Small Scale Testing to Assess Mechanical Behavior of Anisotropic Molecular Crystals
thesisposted on 16.04.2020, 12:56 by Alexandra C Burch
Due to the inherent dangers associated with handling high explosive materials, it is often useful to have access to inert simulant materials that mimic certain physical or mechanical properties, called "mock" materials. Mock materials can take the place of explosives in experiments, allowing experimental results to be obtained with less difficulty and risk. Recently there has been an interest in identifying new mechanical mock materials for the explosives HMX and PETN. These energetic materials and their prospective mocks are often used and tested in the form of small submillimeter crystals, with which typical size and geometry make many mechanical tests difficult or impossible. Additionally, these materials are typically prone to brittle fracture, which can further limit the usage conditions of the material as well as the range of conditions in which mechanical testing results are valid. Nanoindentation is a useful technique to measure mechanical properties in particulate form without the need to grow large single crystals or do additional processing on existing crystals.
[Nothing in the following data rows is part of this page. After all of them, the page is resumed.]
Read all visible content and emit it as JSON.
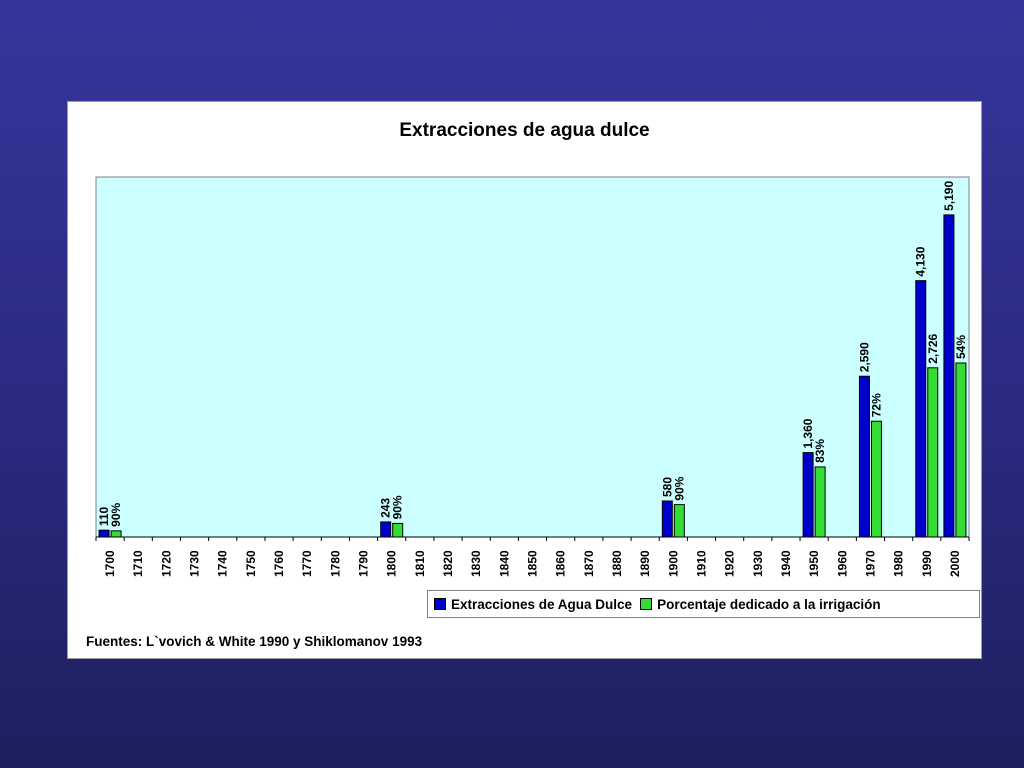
{
  "chart_data": {
    "type": "bar",
    "title": "Extracciones de agua dulce",
    "categories": [
      "1700",
      "1710",
      "1720",
      "1730",
      "1740",
      "1750",
      "1760",
      "1770",
      "1780",
      "1790",
      "1800",
      "1810",
      "1820",
      "1830",
      "1840",
      "1850",
      "1860",
      "1870",
      "1880",
      "1890",
      "1900",
      "1910",
      "1920",
      "1930",
      "1940",
      "1950",
      "1960",
      "1970",
      "1980",
      "1990",
      "2000"
    ],
    "series": [
      {
        "name": "Extracciones de Agua Dulce",
        "color": "#0000cc",
        "values": [
          110,
          null,
          null,
          null,
          null,
          null,
          null,
          null,
          null,
          null,
          243,
          null,
          null,
          null,
          null,
          null,
          null,
          null,
          null,
          null,
          580,
          null,
          null,
          null,
          null,
          1360,
          null,
          2590,
          null,
          4130,
          5190
        ],
        "labels": [
          "110",
          "",
          "",
          "",
          "",
          "",
          "",
          "",
          "",
          "",
          "243",
          "",
          "",
          "",
          "",
          "",
          "",
          "",
          "",
          "",
          "580",
          "",
          "",
          "",
          "",
          "1,360",
          "",
          "2,590",
          "",
          "4,130",
          "5,190"
        ]
      },
      {
        "name": "Porcentaje dedicado a la irrigación",
        "color": "#33dd33",
        "values": [
          99,
          null,
          null,
          null,
          null,
          null,
          null,
          null,
          null,
          null,
          219,
          null,
          null,
          null,
          null,
          null,
          null,
          null,
          null,
          null,
          522,
          null,
          null,
          null,
          null,
          1129,
          null,
          1865,
          null,
          2726,
          2803
        ],
        "labels": [
          "90%",
          "",
          "",
          "",
          "",
          "",
          "",
          "",
          "",
          "",
          "90%",
          "",
          "",
          "",
          "",
          "",
          "",
          "",
          "",
          "",
          "90%",
          "",
          "",
          "",
          "",
          "83%",
          "",
          "72%",
          "",
          "2,726",
          "54%"
        ]
      }
    ],
    "ylim": [
      0,
      5800
    ],
    "plot_background": "#ccffff",
    "legend_position": "bottom-right"
  },
  "source_note": "Fuentes: L`vovich & White 1990 y Shiklomanov 1993"
}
Here, nanoindentation tests were performed on PETN, HMX, and several inert molecular crystals selected as potential mocks based on density, crystal structure, and previous thermal testing results. Comparisons were made on the basis of hardness, elastic modulus, yield point behavior, indentation fracture response, and sensitivity to non-uniform indenter orientation. Based on the results of these experiments, the inert material idoxuridine was selected for further consideration as an HMX mock, and the inert materials meso-erythritol and 2,4,6 trifluorobenzoic acid were selected for further consideration as PETN mocks.
As a result of this study, potential mechanical mocks were selected for two energetic materials, nanomechanical properties were reported for the first time ever for 6 inert molecular crystals, and nanoindentation was shown to be a versatile tool for rapid initial screening of materials as well as detailed investigations of materials of interest.